Dubbed the “Silver Factory” because Warhol wrapped the entire loft in silver foil, completely covering the walls and ceilings. Surrounded by silver, artists and Warhol Superstars were in a place of worship, a house of art and a bed of creativity, a silver spaceship exploring new artistic galaxies.

“Silver was the future,” Warhol proclaimed, and The Factory was the launching pad for future art. So, along with the space race to the moon, Warhol’s The Factory was covered in silver because “it was spacey – the astronauts wore silver suits – Shepherd, Grissom, and Glenn had already been up in them, and their equipment was silver, too.”

Warhol’s artistic aspirations were as high as NASA’s – to the moon. Yet, Warhol loved the silver decorating because silver, too, paid homage to the past: “And silver was also the past–the Silver Screen – Hollywood actresses photographed in silver sets.” Reflectively, Warhol combines the futuristic vision of space travel with the stars of Hollywood and a dash of narcissism, and he created The Factory: “And maybe more than anything, silver was narcissism – mirrors were backed with silver.” – Popism: The Warhol Sixties.

The Factory is further proof of Warhol’s genius and business acumen that created an artistic epicenter complete with a constant stream of art, artists, musicians and their lavish bohemian lifestyles in 60s New York City.

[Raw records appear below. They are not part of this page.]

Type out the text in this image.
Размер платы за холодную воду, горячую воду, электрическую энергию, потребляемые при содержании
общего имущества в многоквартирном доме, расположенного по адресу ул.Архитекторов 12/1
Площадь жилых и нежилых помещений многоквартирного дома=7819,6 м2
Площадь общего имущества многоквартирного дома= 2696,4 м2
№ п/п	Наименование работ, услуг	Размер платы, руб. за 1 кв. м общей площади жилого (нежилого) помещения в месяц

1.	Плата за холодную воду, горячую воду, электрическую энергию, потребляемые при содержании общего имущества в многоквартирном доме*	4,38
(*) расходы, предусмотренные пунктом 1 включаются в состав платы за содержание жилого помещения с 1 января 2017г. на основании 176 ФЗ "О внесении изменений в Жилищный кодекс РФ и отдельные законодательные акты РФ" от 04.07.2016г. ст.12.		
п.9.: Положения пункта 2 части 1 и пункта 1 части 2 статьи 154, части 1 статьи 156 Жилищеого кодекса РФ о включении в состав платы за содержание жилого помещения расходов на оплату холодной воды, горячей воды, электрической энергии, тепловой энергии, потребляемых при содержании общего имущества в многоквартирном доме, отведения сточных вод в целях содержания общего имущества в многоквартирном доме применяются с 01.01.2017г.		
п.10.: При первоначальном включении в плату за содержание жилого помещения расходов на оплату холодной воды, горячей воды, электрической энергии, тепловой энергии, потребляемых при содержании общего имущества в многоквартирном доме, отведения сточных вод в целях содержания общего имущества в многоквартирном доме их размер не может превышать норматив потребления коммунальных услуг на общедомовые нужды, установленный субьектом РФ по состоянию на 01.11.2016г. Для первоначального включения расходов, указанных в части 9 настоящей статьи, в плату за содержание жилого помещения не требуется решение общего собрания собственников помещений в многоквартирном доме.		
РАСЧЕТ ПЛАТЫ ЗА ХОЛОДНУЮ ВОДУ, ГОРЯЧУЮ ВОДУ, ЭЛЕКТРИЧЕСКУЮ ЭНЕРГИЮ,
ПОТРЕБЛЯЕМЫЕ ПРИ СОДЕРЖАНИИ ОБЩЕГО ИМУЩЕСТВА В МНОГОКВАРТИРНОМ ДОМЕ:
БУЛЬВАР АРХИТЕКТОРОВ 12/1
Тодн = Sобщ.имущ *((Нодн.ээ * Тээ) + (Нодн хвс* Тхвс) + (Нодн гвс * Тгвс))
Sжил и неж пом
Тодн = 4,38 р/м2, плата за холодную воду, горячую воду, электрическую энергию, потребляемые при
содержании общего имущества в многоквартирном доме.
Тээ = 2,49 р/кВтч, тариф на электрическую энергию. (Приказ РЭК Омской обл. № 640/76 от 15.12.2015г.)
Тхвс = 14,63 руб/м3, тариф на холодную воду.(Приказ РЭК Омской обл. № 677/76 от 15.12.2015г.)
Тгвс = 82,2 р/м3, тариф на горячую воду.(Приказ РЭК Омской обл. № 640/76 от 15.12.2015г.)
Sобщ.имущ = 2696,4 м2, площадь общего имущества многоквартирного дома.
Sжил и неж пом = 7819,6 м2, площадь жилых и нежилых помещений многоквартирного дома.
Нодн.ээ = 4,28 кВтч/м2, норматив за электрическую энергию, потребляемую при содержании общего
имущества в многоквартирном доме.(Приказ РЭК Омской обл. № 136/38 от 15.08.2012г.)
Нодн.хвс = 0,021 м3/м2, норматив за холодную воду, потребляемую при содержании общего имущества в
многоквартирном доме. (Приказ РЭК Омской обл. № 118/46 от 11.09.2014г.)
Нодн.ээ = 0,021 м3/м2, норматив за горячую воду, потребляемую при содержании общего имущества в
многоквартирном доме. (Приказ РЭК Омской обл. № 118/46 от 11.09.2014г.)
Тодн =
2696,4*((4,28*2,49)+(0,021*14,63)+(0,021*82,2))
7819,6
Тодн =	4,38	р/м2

The Factory itself is a Warhol Superstar of legendary proportions, and has been celebrated in movies, photographs, art and song. Often duplicated or mimicked, The Factory remains, like its creator, an iconic, irreplaceable and unrepeatable happening where art, social changes, emerging lifestyles of an evolving, revolutionary culture are born.

No other place so captures a time, era and art movement than The Factory.

According to John Cale, the singer in The Velvet Underground where his band performed under the artist direction of Warhol as a musical director and musical muse, Cale said, “The Factory was a place of nonstop artistic invention and creation. Amphetamine feed Warhol artists ran the Warhol invented concept of his art being creating on a production line of nonstop activity. One artisan would create the silkscreen, burn the plates while others mass produced the canvases and print in between the silver walls and watchful eye of the mastermind and artist in residence Warhol.”

Andy Warhol (1928 – 1987), Flowers 6, (1964), Revolver Gallery, Santa Monica, California.

The Factory is the physical embodiment of the Warholian legacy and genius he leaves as an indelible footprint for those who wish to follow in his artistic path and understand his art, his journey and his artistic process.

As the greatest artist of the 20th century, Warhol’s art stands on its own. What makes Warhol greater and defines him above his fellow artists, is that he created a legacy of Warhol Superstars, subsequently turning himself into an American Icon and Pop Art as an agent of social change.